Kasus yang menimpa Siti Zaenab, Karnu dan Ruyati adalah bentuk kegagalan sistem Negara dalam perlindungan Buruh Migran yang masih mengacu pada UU No. 39 Tahun 2004 tentang Penempatan dan Perlindungan Tenaga Kerja Indonesia di Luar Negeri. Presiden terpilih telah menjanjikan untuk segera merevisi UU No. 39 tahun 2004. Sayangnya, sampai saat ini, pemerintah belum memperlihatkan langkah-langkah nyata dalam upaya perlindungan Buruh Mkigran. Padahal, revisi UU ini telah didesakan oleh masyarakat sipil sejak lebih dari 10 tahun yang lalu. Hal ini menunjukan perlindungan BMP dan keluarganya belum menjadi prioritas.
Konvensi Migran 90 yan telah diratifikasi Indonesia belum diimplementasikan secara maksimal. Pemerintah masih mengedepankan paradigma komoditas melalui penempatan BMP, tanpa adanya jaminan perlindungan. Solidaritas Perempuan mencatat telah terjadi 106 kasus kekerasan dan pelanggaran hak BMP dan keluarganya.[1] Di antaranya adalah kasus ancaman hukuman mati yang dialami Warnah (31 tahun) dan Sumartini (39 tahun).[2] Keduanya sempat diancam hukuman mati akibat tuduhan sihir oleh majikannya. Mereka dipaksa menandatangani surat pengakuan dengan cara ditanam setengah badan di dalam pasir. Keduanya saat ini masih berada di penjara dengan keterbatasan akses informasi dan komunikasi.

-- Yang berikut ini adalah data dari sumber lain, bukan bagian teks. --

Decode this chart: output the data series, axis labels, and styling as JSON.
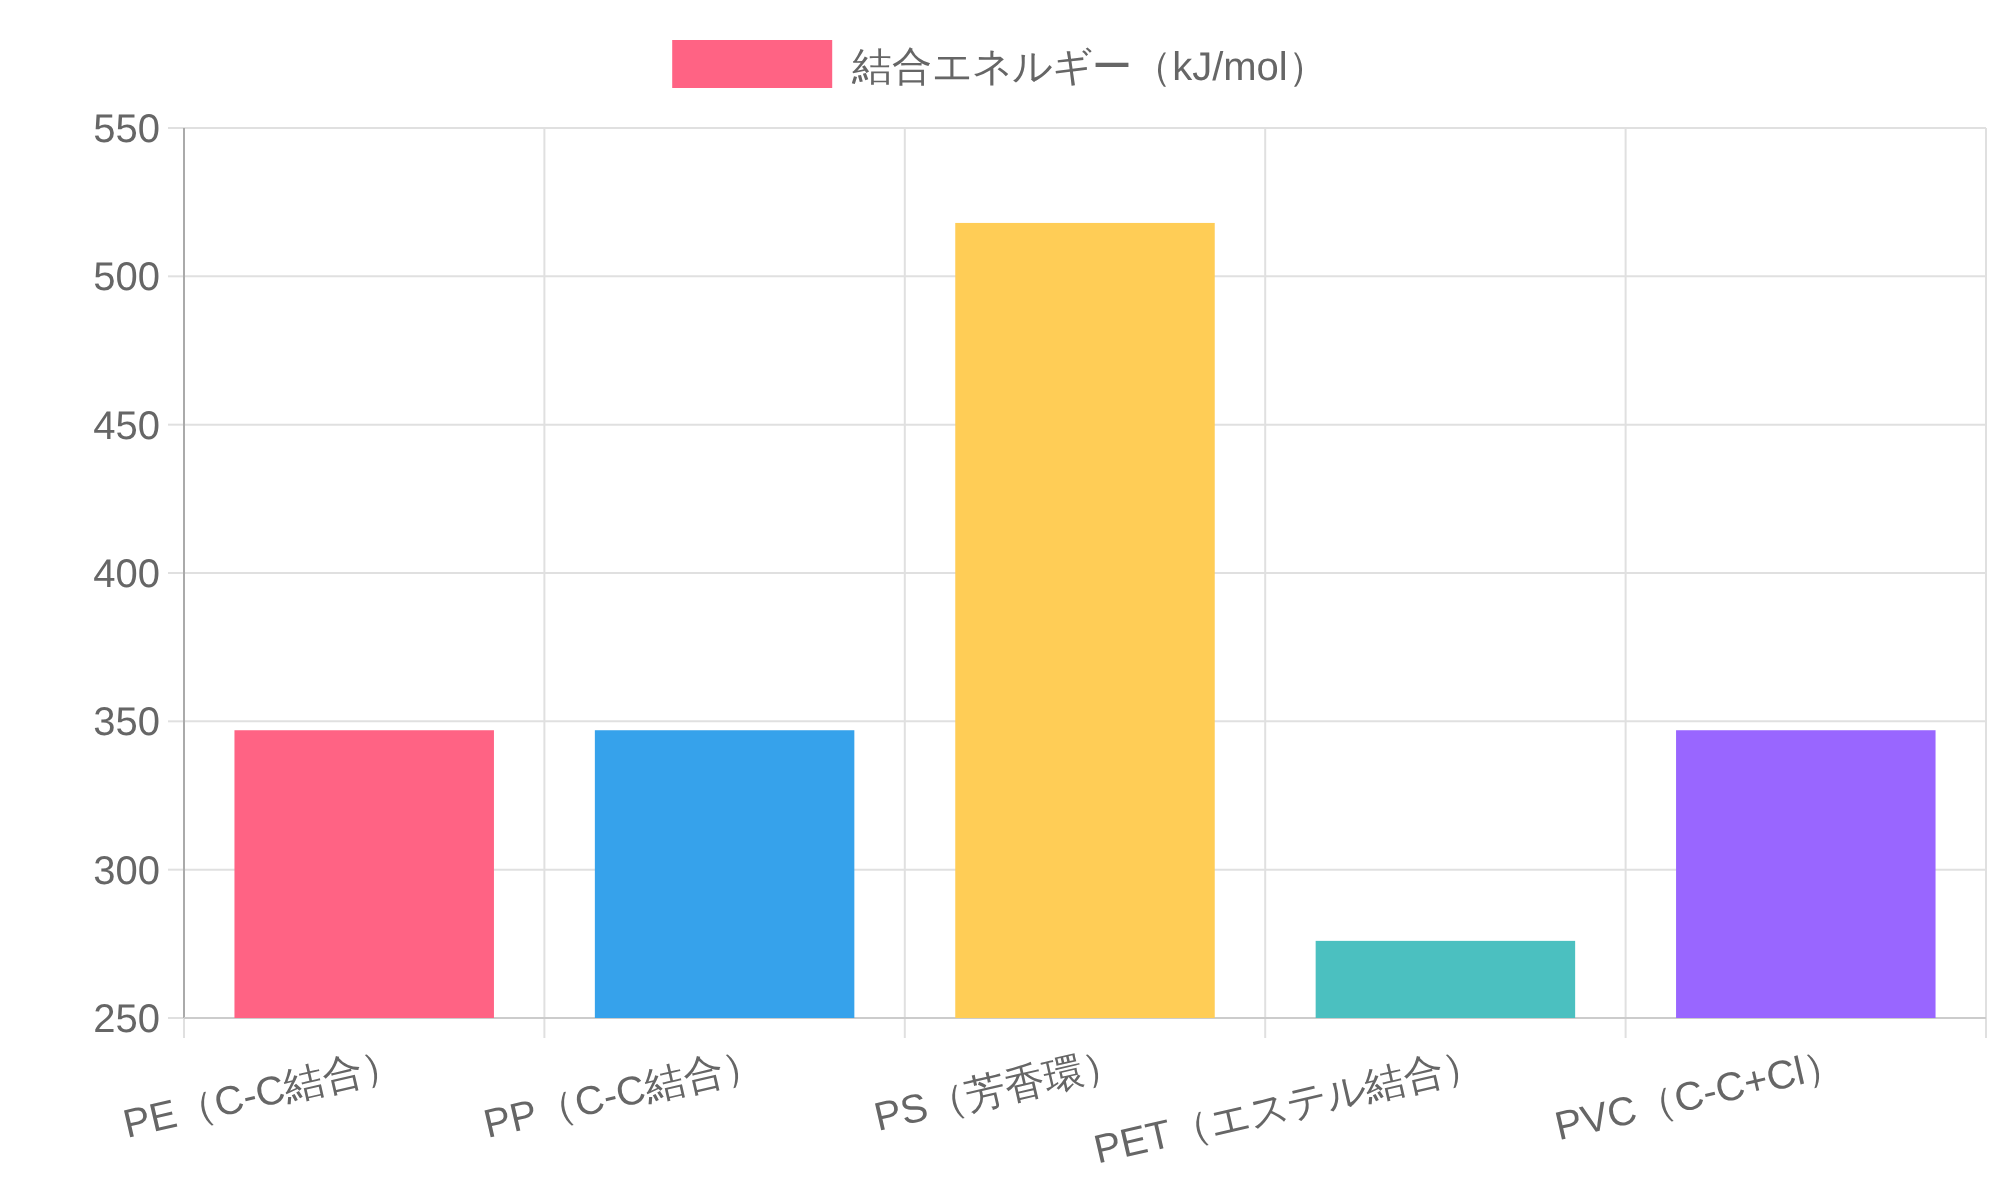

Mereka masih menantikan kehadiran Negara untuk menjamin perlindungan dan keadilan bagi mereka.
Tidak Cukup Hanya Bilateral Agreement
Indonesia telah menandatangani Persetujuan Bilateral (Bilateral Agreement) dengan Kerajaan Arab Saudi terkait Penempatan dan Perlindungan Buruh Migran Indonesia sektor domestik. Persetujuan tersebut juga menekankan mengenai kewajiban pemerintah Arab Saudi untuk menginformasikan kepada pemerintah Indonesia terkait buruh migran yang ditangkap, dipenjara, atau ditahan di Arab Saudi. [3] Faktanya, persetujuan tersebut tidak cukup melindungi kepada Buruh Migran Indonesia di Arab Saudi secara komprehensif.
Persetujuan ini tidak bersifat legally binding (mengingat secara hukum) sehingga lemah dalam penegakannya. Selain itu, persetujuan ini juga tidak mencakup seluruh aspek perlindungan BMP, seperti mekanisme perlindungan hukum termasuk mekanisme pencegahan kriminalisasi terhadap Buruh Migran.
Di sisi lain, diplomasi politik yang dibangun pemerintah Indonesia terhadap Negara tujuan masih lemah, terbukti dengan hukuman mati yang dialami oleh Buruh Migran Indonesia di berbagai Negara tujuan. SP menilai bilateral agreement tidak cukup untuk melindungi Hak-hak Buruh Migran Perempuan dan keluarganya. Perlu ada sebuah mekanisme dan standar yang dibangun oleh pemerintah Indoneeia dengan Negara tujuan, yang memiliki kekuatan hukum untuk menjamin perlindungan hak BMP sebagaimana yang dijanjikan oleh presiden dan wakil presiden terpilih.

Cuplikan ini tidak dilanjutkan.